A recente ocupação da reitoria da USP pelos estudantes, após a frustrada tentativa de participar da reunião do Conselho Universitário de 1º de outubro, demonstra que a batalha pela democratização da estrutura da universidade encontra uma enorme resistência no corpo docente, especificamente nos mais altos cargos, que dominam a administração.
Isso ficou claro pela aprovação da proposta apresentada por um grupo de aproximadamente 50 diretores de escola, que se deram ao trabalho de se reunir e trabalhar duro para fazer com que a USP se mantenha como instituição dominada por uma casta que se esconde por trás da autonomia universitária para manter seu poder absoluto sobre as três categorias envolvidas, quais sejam, professores, alunos e funcionários. A proposta aprovada mantém a eleição no conselho, só que em turno único, mas “amplia” o número de eleitores – encampando, por exemplo, os Conselhos Deliberativos dos Museus e dos Institutos Especializados – e cria uma consulta direta sem forma definida e sem qualquer poder decisório. Fala também em encaminhar uma discussão para a mudança do estatuto.

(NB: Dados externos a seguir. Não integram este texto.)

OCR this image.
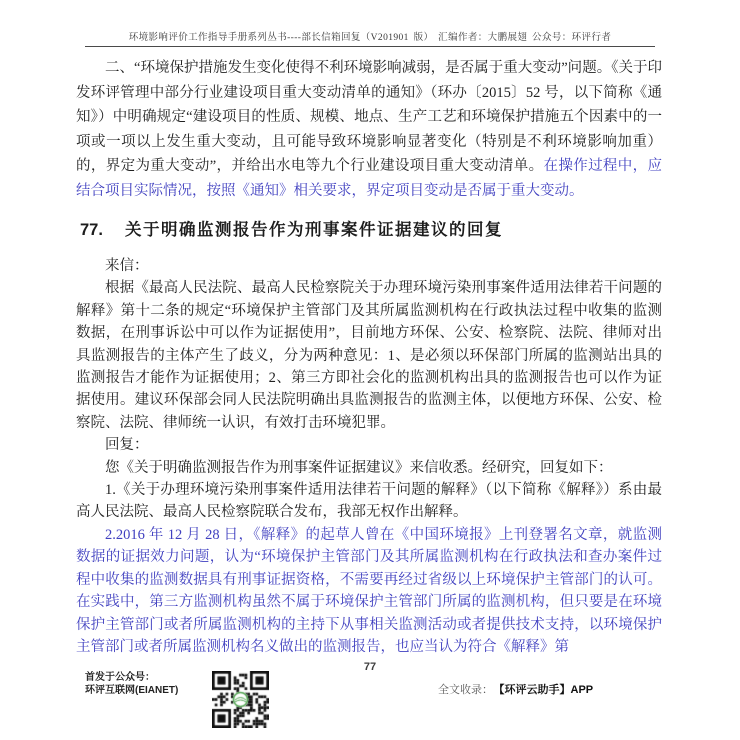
环境影响评价工作指导手册系列丛书----部长信箱回复（V201901 版） 汇编作者：大鹏展翅 公众号：环评行者

二、“环境保护措施发生变化使得不利环境影响减弱，是否属于重大变动”问题。《关于印发环评管理中部分行业建设项目重大变动清单的通知》（环办〔2015〕52 号，以下简称《通知》）中明确规定“建设项目的性质、规模、地点、生产工艺和环境保护措施五个因素中的一项或一项以上发生重大变动，且可能导致环境影响显著变化（特别是不利环境影响加重）的，界定为重大变动”，并给出水电等九个行业建设项目重大变动清单。在操作过程中，应结合项目实际情况，按照《通知》相关要求，界定项目变动是否属于重大变动。

77. 关于明确监测报告作为刑事案件证据建议的回复

来信：

根据《最高人民法院、最高人民检察院关于办理环境污染刑事案件适用法律若干问题的解释》第十二条的规定“环境保护主管部门及其所属监测机构在行政执法过程中收集的监测数据，在刑事诉讼中可以作为证据使用”，目前地方环保、公安、检察院、法院、律师对出具监测报告的主体产生了歧义，分为两种意见：1、是必须以环保部门所属的监测站出具的监测报告才能作为证据使用；2、第三方即社会化的监测机构出具的监测报告也可以作为证据使用。建议环保部会同人民法院明确出具监测报告的监测主体，以便地方环保、公安、检察院、法院、律师统一认识，有效打击环境犯罪。

回复：

您《关于明确监测报告作为刑事案件证据建议》来信收悉。经研究，回复如下：

1.《关于办理环境污染刑事案件适用法律若干问题的解释》（以下简称《解释》）系由最高人民法院、最高人民检察院联合发布，我部无权作出解释。

2.2016 年 12 月 28 日，《解释》的起草人曾在《中国环境报》上刊登署名文章，就监测数据的证据效力问题，认为“环境保护主管部门及其所属监测机构在行政执法和查办案件过程中收集的监测数据具有刑事证据资格，不需要再经过省级以上环境保护主管部门的认可。在实践中，第三方监测机构虽然不属于环境保护主管部门所属的监测机构，但只要是在环境保护主管部门或者所属监测机构的主持下从事相关监测活动或者提供技术支持，以环境保护主管部门或者所属监测机构名义做出的监测报告，也应当认为符合《解释》第

77
首发于公众号：
环评互联网(EIANET)	全文收录： 【环评云助手】APP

Na essência, a proposta aprovada não só não muda nada, como consegue ser mais retrógrada que a própria Lei de Diretrizes e Bases (LDB), que estabelece a participação da comunidade, ainda que com pesos diferentes (70% para docentes, 15% para funcionários e 15% para alunos). Incrível notar que até o atual reitor encaminhou a proposta de eleição direta nos moldes da LDB ao conselho, mas nem assim foi aprovada.
A pergunta que fica é: por que esses setores se esforçam tanto para evitar as mudanças?
A primeira resposta, óbvia, é que eles temem perder o poder de gerir a verdadeira fortuna que a sociedade investe na universidade e que é devidamente controlada pelos grupos que se escudam no Conselho Universitário.
Mas essa não é a resposta mais importante. O verdadeiro motivo está na necessidade de não abrir a discussão sobre o real padrão de ensino e pesquisa da USP hoje e se ela verdadeiramente cumpre a função a que se destina.
Alguns poderiam dizer que alunos não devem ser ouvidos e que são os docentes que são os gestores da universidade, afinal eles ficam enquanto os alunos passam. Se, por absurdo, admitirmos esse argumento, já teremos uma incongruência, porque a grande maioria dos docentes está alijada do processo.
Mas, na realidade, não é assim. Os alunos são aqueles escolhidos pela sociedade para serem formados, e os custos dessa formação são divididos entre todos os cidadãos. Portanto, cabe a eles avaliar se aquilo que está sendo dado é o que se pretende. Ou seja, se os docentes, que são pagos para formar a juventude, estão cumprindo seus deveres decentemente. Para que isso seja efetivo, nada mais justo do que ouvir e poder opinar sobre as propostas que vão influenciar na sua formação.
E o que se vê, como decorrência dessa estrutura antidemocrática, é que se esconde muita incompetência para gerir a montanha de dinheiro lá investida. Desde prédios muito mal conservados, recursos mal direcionados, novos cursos instituídos, quer para criar base de representação no Conselho Universitário, quer por pressão política do governo estadual, e outras enormes deficiências, sempre se escondendo sob uma estrutura de poder que nada cobra e nada apura.
Será que o bom conceito que os alunos da USP têm no mercado de trabalho, e mesmo na continuidade na carreira acadêmica, se deve à excelência do ensino lá ministrado, ou é consequência direta da rigorosa seleção que é feita para ingressar na universidade?
Essa resposta é impossível de obter enquanto não for aberta a caixa preta do processo de gestão na USP. O que se pode afirmar é que, se na época da ditadura militar o inimigo óbvio estava no Poder Executivo e muita gente se aproveitava disso para justificar práticas antidemocráticas, hoje esses grupos são obrigados a mostrar a cara e lutar para se manter no poder, afrontando o interesse do conjunto da sociedade.
Nesse quadro, a ocupação da reitoria promovida pelos estudantes é uma radicalização plenamente justificável e dirigida contra aqueles que usurpam o poder e não estão dispostos a conversar ou negociar por objetivos comuns a todas as categorias envolvidas.